Rechtsextreme Fußballfan-Gruppierungen: Kein Einzelfall

„Kaotic Chemnitz“ gelang es am Sonntag, 800 Menschen zu mobilisieren. Die Gruppierung hat Verbindungen zur Neonaziszene. Allein ist sie nicht.

Fans des FC Chemnitz halten Transparente und Schals in die Höhe

Drittligist FC Chemnitz und seine Fans: Dem ultrarechten Fanclub „Kaotic Chemnitz“ hat er bereits 2012 Stadionverbot erteilt Foto: imago/foto2press

BERLIN taz | Rund 100 Menschen folgten in Chemnitz am Sonntag um 15 Uhr einem Aufruf der AfD zu einer Kundgebung. Grund war der Tod eines 35-jährigen Deutschen nach einem Streit zwischen Menschen mehrerer Nationalitäten. Wesentlich effektiver in den sozialen Netzwerken wirkte dagegen der Mobilisierungsaufruf der rechten Ultra-Fußballvereinigung „Kaotic Chemnitz“. Zum verabredeten Zeitpunkt, um 15.30 Uhr, versammelten sich 800 Menschen in der Innenstadt. Viele von ihnen begannen ganz plötzlich, ausländisch aussehende Menschen zu attackieren.

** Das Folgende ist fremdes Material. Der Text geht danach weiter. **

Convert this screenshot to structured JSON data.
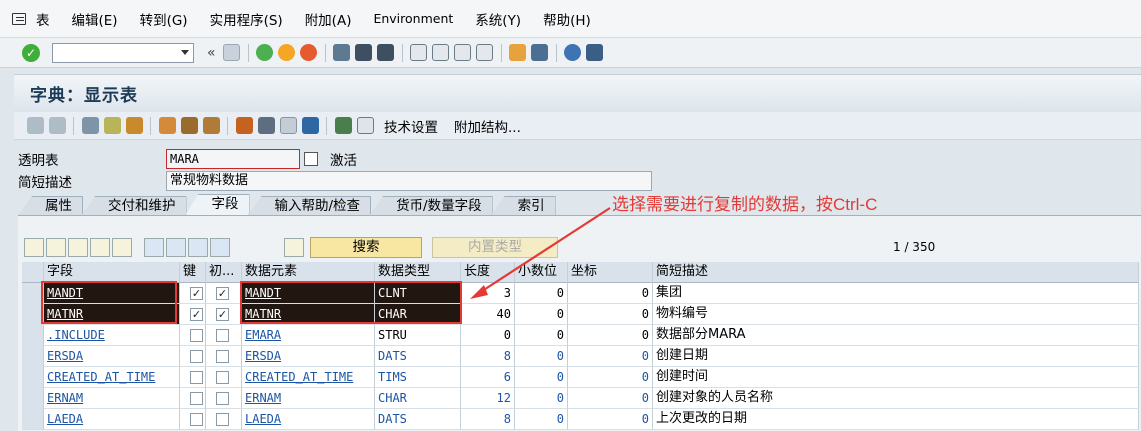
{
  "menubar": {
    "items": [
      "表",
      "编辑(E)",
      "转到(G)",
      "实用程序(S)",
      "附加(A)",
      "Environment",
      "系统(Y)",
      "帮助(H)"
    ]
  },
  "toolbar": {
    "back_chevrons": "«"
  },
  "title": "字典：显示表",
  "app_toolbar": {
    "tech_settings": "技术设置",
    "append_structure": "附加结构..."
  },
  "form": {
    "transparent_table_label": "透明表",
    "table_name": "MARA",
    "status": "激活",
    "short_desc_label": "简短描述",
    "short_desc_value": "常规物料数据"
  },
  "tabs": [
    "属性",
    "交付和维护",
    "字段",
    "输入帮助/检查",
    "货币/数量字段",
    "索引"
  ],
  "annotation": "选择需要进行复制的数据，按Ctrl-C",
  "table_toolbar": {
    "search_label": "搜索",
    "builtin_type_label": "内置类型",
    "counter": "1 / 350"
  },
  "grid": {
    "headers": [
      "字段",
      "键",
      "初...",
      "数据元素",
      "数据类型",
      "长度",
      "小数位",
      "坐标",
      "简短描述"
    ],
    "rows": [
      {
        "field": "MANDT",
        "key": "✓",
        "init": "✓",
        "element": "MANDT",
        "type": "CLNT",
        "length": "3",
        "decimals": "0",
        "coord": "0",
        "desc": "集团"
      },
      {
        "field": "MATNR",
        "key": "✓",
        "init": "✓",
        "element": "MATNR",
        "type": "CHAR",
        "length": "40",
        "decimals": "0",
        "coord": "0",
        "desc": "物料编号"
      },
      {
        "field": ".INCLUDE",
        "key": "",
        "init": "",
        "element": "EMARA",
        "type": "STRU",
        "length": "0",
        "decimals": "0",
        "coord": "0",
        "desc": "数据部分MARA"
      },
      {
        "field": "ERSDA",
        "key": "",
        "init": "",
        "element": "ERSDA",
        "type": "DATS",
        "length": "8",
        "decimals": "0",
        "coord": "0",
        "desc": "创建日期"
      },
      {
        "field": "CREATED_AT_TIME",
        "key": "",
        "init": "",
        "element": "CREATED_AT_TIME",
        "type": "TIMS",
        "length": "6",
        "decimals": "0",
        "coord": "0",
        "desc": "创建时间"
      },
      {
        "field": "ERNAM",
        "key": "",
        "init": "",
        "element": "ERNAM",
        "type": "CHAR",
        "length": "12",
        "decimals": "0",
        "coord": "0",
        "desc": "创建对象的人员名称"
      },
      {
        "field": "LAEDA",
        "key": "",
        "init": "",
        "element": "LAEDA",
        "type": "DATS",
        "length": "8",
        "decimals": "0",
        "coord": "0",
        "desc": "上次更改的日期"
      }
    ]
  },
  "colors": {
    "accent_red": "#e53935",
    "link_blue": "#1c55a6",
    "selection_dark": "#221610"
  }
}
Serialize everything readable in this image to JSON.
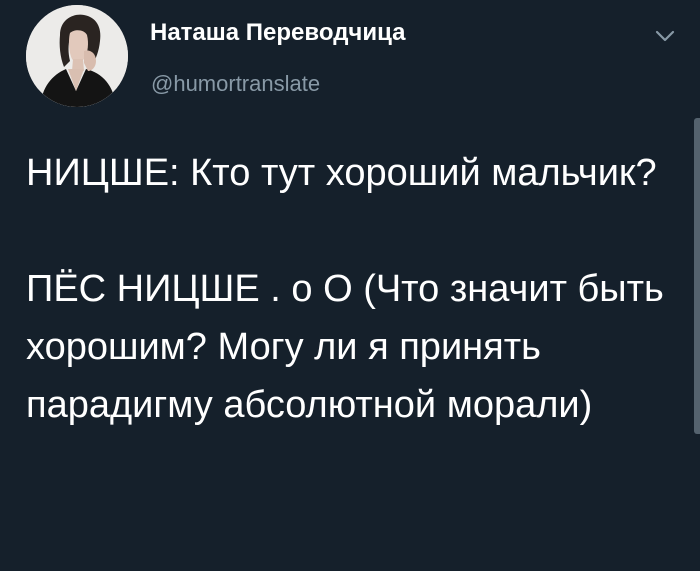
{
  "tweet": {
    "author": {
      "display_name": "Наташа Переводчица",
      "handle": "@humortranslate",
      "avatar_icon": "profile-photo"
    },
    "menu_icon": "chevron-down-icon",
    "text_paragraphs": [
      "НИЦШЕ: Кто тут хороший мальчик?",
      "ПЁС НИЦШЕ . о О (Что значит быть хорошим? Могу ли я принять парадигму абсолютной морали)"
    ]
  },
  "colors": {
    "background": "#15202b",
    "primary_text": "#ffffff",
    "secondary_text": "#8899a6"
  }
}
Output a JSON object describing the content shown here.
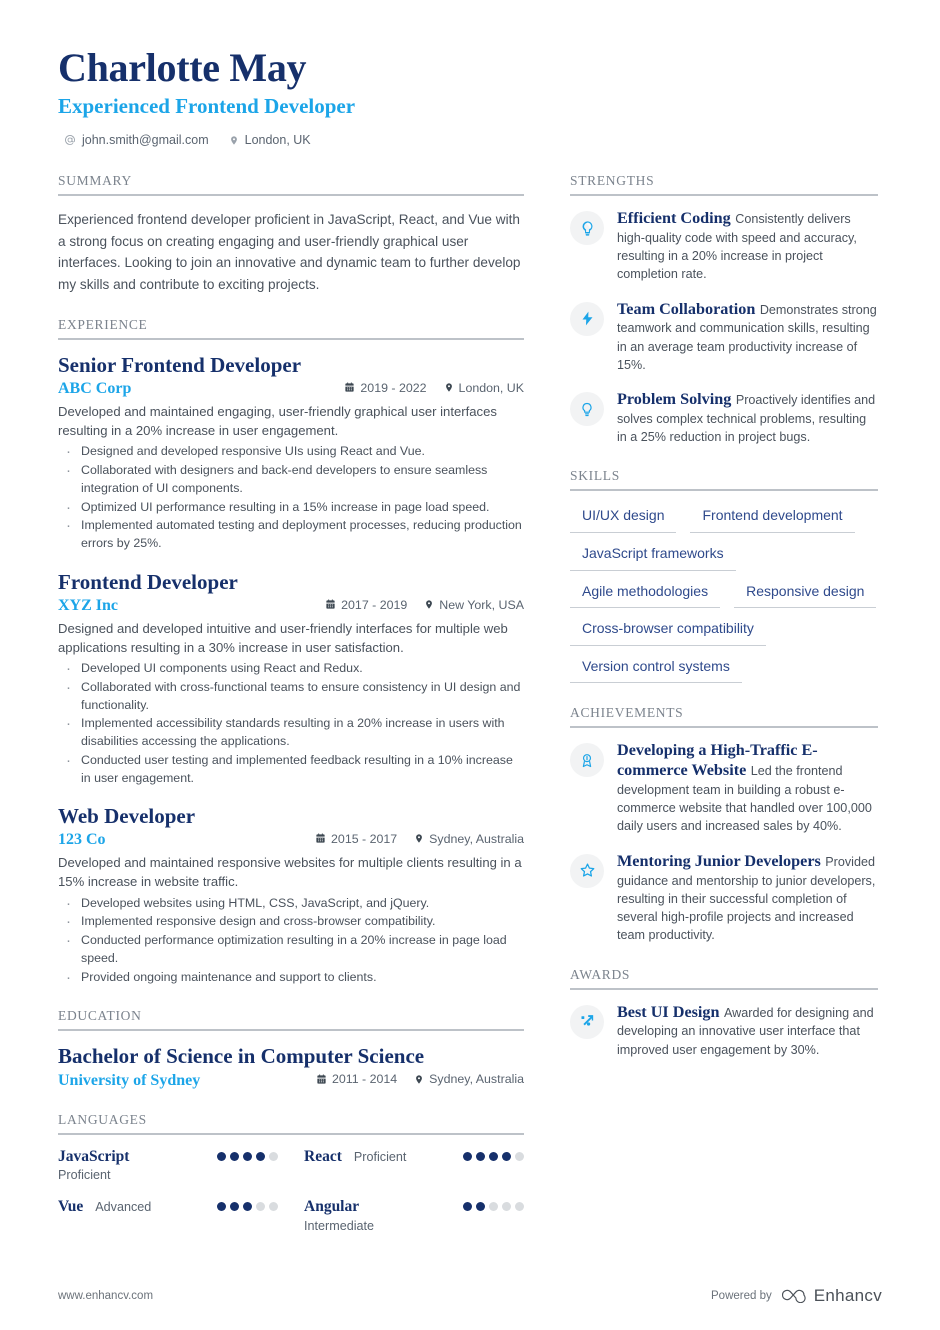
{
  "header": {
    "name": "Charlotte May",
    "title": "Experienced Frontend Developer",
    "email": "john.smith@gmail.com",
    "location": "London, UK",
    "email_icon": "at-icon",
    "location_icon": "map-pin-icon"
  },
  "colors": {
    "navy": "#16306b",
    "cyan": "#1ca5e8",
    "gray_heading": "#7b838d",
    "body": "#4a525c",
    "skill_text": "#2f4a8c"
  },
  "sections": {
    "summary": "SUMMARY",
    "experience": "EXPERIENCE",
    "education": "EDUCATION",
    "languages": "LANGUAGES",
    "strengths": "STRENGTHS",
    "skills": "SKILLS",
    "achievements": "ACHIEVEMENTS",
    "awards": "AWARDS"
  },
  "summary": {
    "text": "Experienced frontend developer proficient in JavaScript, React, and Vue with a strong focus on creating engaging and user-friendly graphical user interfaces. Looking to join an innovative and dynamic team to further develop my skills and contribute to exciting projects."
  },
  "experience": [
    {
      "title": "Senior Frontend Developer",
      "company": "ABC Corp",
      "dates": "2019 - 2022",
      "location": "London, UK",
      "description": "Developed and maintained engaging, user-friendly graphical user interfaces resulting in a 20% increase in user engagement.",
      "bullets": [
        "Designed and developed responsive UIs using React and Vue.",
        "Collaborated with designers and back-end developers to ensure seamless integration of UI components.",
        "Optimized UI performance resulting in a 15% increase in page load speed.",
        "Implemented automated testing and deployment processes, reducing production errors by 25%."
      ]
    },
    {
      "title": "Frontend Developer",
      "company": "XYZ Inc",
      "dates": "2017 - 2019",
      "location": "New York, USA",
      "description": "Designed and developed intuitive and user-friendly interfaces for multiple web applications resulting in a 30% increase in user satisfaction.",
      "bullets": [
        "Developed UI components using React and Redux.",
        "Collaborated with cross-functional teams to ensure consistency in UI design and functionality.",
        "Implemented accessibility standards resulting in a 20% increase in users with disabilities accessing the applications.",
        "Conducted user testing and implemented feedback resulting in a 10% increase in user engagement."
      ]
    },
    {
      "title": "Web Developer",
      "company": "123 Co",
      "dates": "2015 - 2017",
      "location": "Sydney, Australia",
      "description": "Developed and maintained responsive websites for multiple clients resulting in a 15% increase in website traffic.",
      "bullets": [
        "Developed websites using HTML, CSS, JavaScript, and jQuery.",
        "Implemented responsive design and cross-browser compatibility.",
        "Conducted performance optimization resulting in a 20% increase in page load speed.",
        "Provided ongoing maintenance and support to clients."
      ]
    }
  ],
  "education": [
    {
      "degree": "Bachelor of Science in Computer Science",
      "school": "University of Sydney",
      "dates": "2011 - 2014",
      "location": "Sydney, Australia"
    }
  ],
  "languages": [
    {
      "name": "JavaScript",
      "level": "Proficient",
      "rating": 4,
      "max": 5,
      "level_inline": false
    },
    {
      "name": "React",
      "level": "Proficient",
      "rating": 4,
      "max": 5,
      "level_inline": true
    },
    {
      "name": "Vue",
      "level": "Advanced",
      "rating": 3,
      "max": 5,
      "level_inline": true
    },
    {
      "name": "Angular",
      "level": "Intermediate",
      "rating": 2,
      "max": 5,
      "level_inline": false
    }
  ],
  "strengths": [
    {
      "icon": "brain-icon",
      "title": "Efficient Coding",
      "description": "Consistently delivers high-quality code with speed and accuracy, resulting in a 20% increase in project completion rate."
    },
    {
      "icon": "lightning-bolt-icon",
      "title": "Team Collaboration",
      "description": "Demonstrates strong teamwork and communication skills, resulting in an average team productivity increase of 15%."
    },
    {
      "icon": "lightbulb-icon",
      "title": "Problem Solving",
      "description": "Proactively identifies and solves complex technical problems, resulting in a 25% reduction in project bugs."
    }
  ],
  "skills": [
    "UI/UX design",
    "Frontend development",
    "JavaScript frameworks",
    "Agile methodologies",
    "Responsive design",
    "Cross-browser compatibility",
    "Version control systems"
  ],
  "achievements": [
    {
      "icon": "award-ribbon-icon",
      "title": "Developing a High-Traffic E-commerce Website",
      "description": "Led the frontend development team in building a robust e-commerce website that handled over 100,000 daily users and increased sales by 40%."
    },
    {
      "icon": "star-icon",
      "title": "Mentoring Junior Developers",
      "description": "Provided guidance and mentorship to junior developers, resulting in their successful completion of several high-profile projects and increased team productivity."
    }
  ],
  "awards": [
    {
      "icon": "trending-arrow-icon",
      "title": "Best UI Design",
      "description": "Awarded for designing and developing an innovative user interface that improved user engagement by 30%."
    }
  ],
  "footer": {
    "website": "www.enhancv.com",
    "powered_by": "Powered by",
    "brand": "Enhancv"
  }
}
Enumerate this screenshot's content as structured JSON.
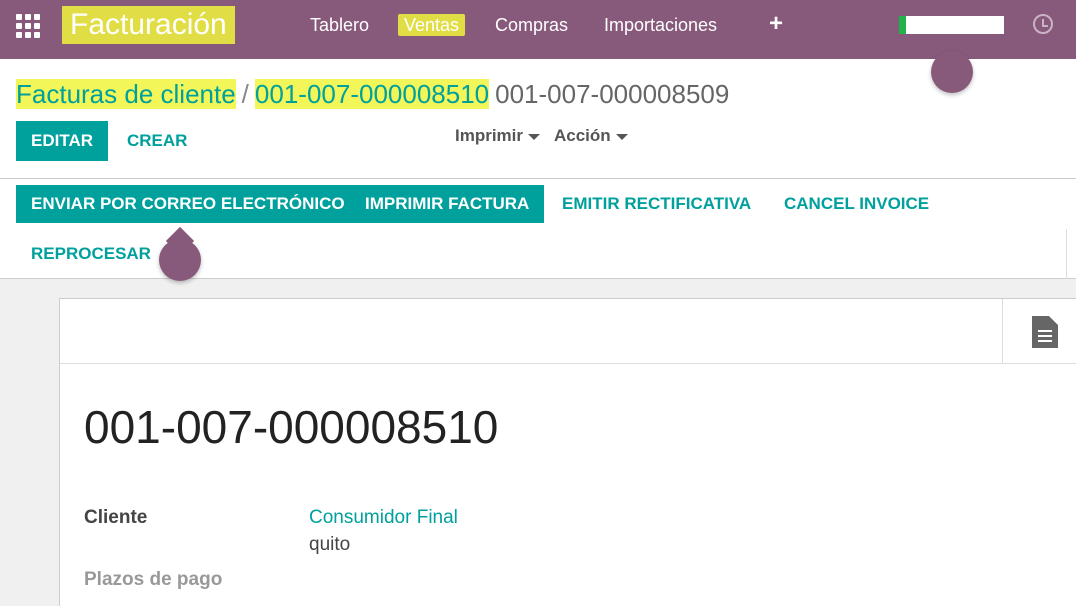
{
  "navbar": {
    "app_title": "Facturación",
    "menus": [
      "Tablero",
      "Ventas",
      "Compras",
      "Importaciones"
    ],
    "add_label": "+",
    "user_name": ""
  },
  "breadcrumb": {
    "parent": "Facturas de cliente",
    "current_link": "001-007-000008510",
    "current": "001-007-000008509"
  },
  "toolbar": {
    "edit": "EDITAR",
    "create": "CREAR",
    "print": "Imprimir",
    "action": "Acción"
  },
  "statusbar": {
    "buttons": [
      "ENVIAR POR CORREO ELECTRÓNICO",
      "IMPRIMIR FACTURA",
      "EMITIR RECTIFICATIVA",
      "CANCEL INVOICE",
      "REPROCESAR"
    ]
  },
  "invoice": {
    "number": "001-007-000008510",
    "customer_label": "Cliente",
    "customer_name": "Consumidor Final",
    "customer_city": "quito",
    "payment_terms_label": "Plazos de pago"
  },
  "colors": {
    "navbar": "#875a7b",
    "accent": "#00a09d",
    "highlight": "#f0f53c"
  },
  "icons": [
    "apps-grid-icon",
    "plus-icon",
    "clock-icon",
    "document-icon",
    "caret-down-icon"
  ]
}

„Unsere Stadt – Unsere Regeln. Wir fordern Alle Chemnitz Fans und Sympathisanten auf, sich mit uns heute den 26.08.2018 um 16.30 vorm Nischel zu treffen! Lasst uns zusammen zeigen, wer in der Stadt das Sagen hat!“ Das war die Aufforderung, welche die beim Chemnitzer FC seit 2012 mit Stadionverbot belegte Gruppierung auf Facebook gepostet hatte. Der Eintrag wurde später gelöscht.

Mit einem „Verboten“ sind in Chemnitz schon einige rechtsextreme Fangruppierungen belegt worden: die in den 90-er Jahren von Thomas Haller gegründete Gruppe „Hoonara“ („Hooligans Nazis Rassisten“) etwa. Oder die NS-Boys, die trotz ihres Namens vom Verein immerhin von 2004 bis 2006 im Stadion geduldet wurden. Nach ihrer Verbannung wechselten einige Mitglieder zu „Kaotic Chemnitz“.

Die Verbote, als Gruppe mit ihren Insignien im Stadion aufzutreten, schönt nur das öffentliche Erscheinungsbild. Mitglieder all dieser Gruppierungen werden bis heute immer wieder bei Spielen des Chemnitzer FC gesehen. Ihre Netzwerke reichen weit. Eine enge Freundschaft verbindet sie beispielsweise mit dem rechtsextremen Fanlager in Cottbus.

Auch an den Connewitz-Randalen waren Fans beteiligt

Der Facebook-Eintrag der „Kaotic Chemnitz“ erreichte am Sonntag über 3.000 Abonnenten. In den vergangenen Jahren hat die Mobilisierungsmacht rechtsextremer Fanvereinigungen sichtbar zugenommen. Das Netzwerk „HoGeSa“ (Hooligans gegen Salafisten), das sich 2014 formierte und sich überwiegend aus der bundesweiten Hooliganszene in Deutschland rekrutierte, lieferte sich im Oktober 2014 bei einer Demonstration in Köln, an der zwischen 3.000 und 5.000 Menschen teilnahmen, eine Straßenschlacht mit der Polizei. Die Sicherheitskräfte waren damals völlig überrascht von dem hohen Organisationgrad gewaltbereiter Hooligans.

Auch beim Neonazi-Überfall auf den linksalternativen Leipziger Stadtteil Connewitz vom 11. Januar 2016, bei dem ein Sachschaden von 112.000 Euro entstand, stellte das sächsische Innenministerium unter den Festgesetzten viele Angehörige der Fanszenen der Fußballvereine Lok Leipzig und Dynamo Dresden fest. Sie unterhielten Netzwerke mit der Neonazi-Szene – darunter die „Faust des Ostens“, die Freie Kameradschaft Dresden (FKD) und die NPD.

Auch bei „Kaotic Chemnitz“ gibt es Verbindungen zur Neonaziszene. Auf Fotos der Gruppe in sozialen Netzwerken ist beispielsweise des Öfteren Christoph Drewer zu sehen, der Vize-Chef der neonazistischen Kleinpartei „Die Rechte“ ist. Als beim Gastspiel des Chemnitzer FC in Babelsberg im November 2016 antisemitische Parolen gegrölt wurden und es zu Ausschreitungen kam, war Christoph Drewer auch mit von der Partie.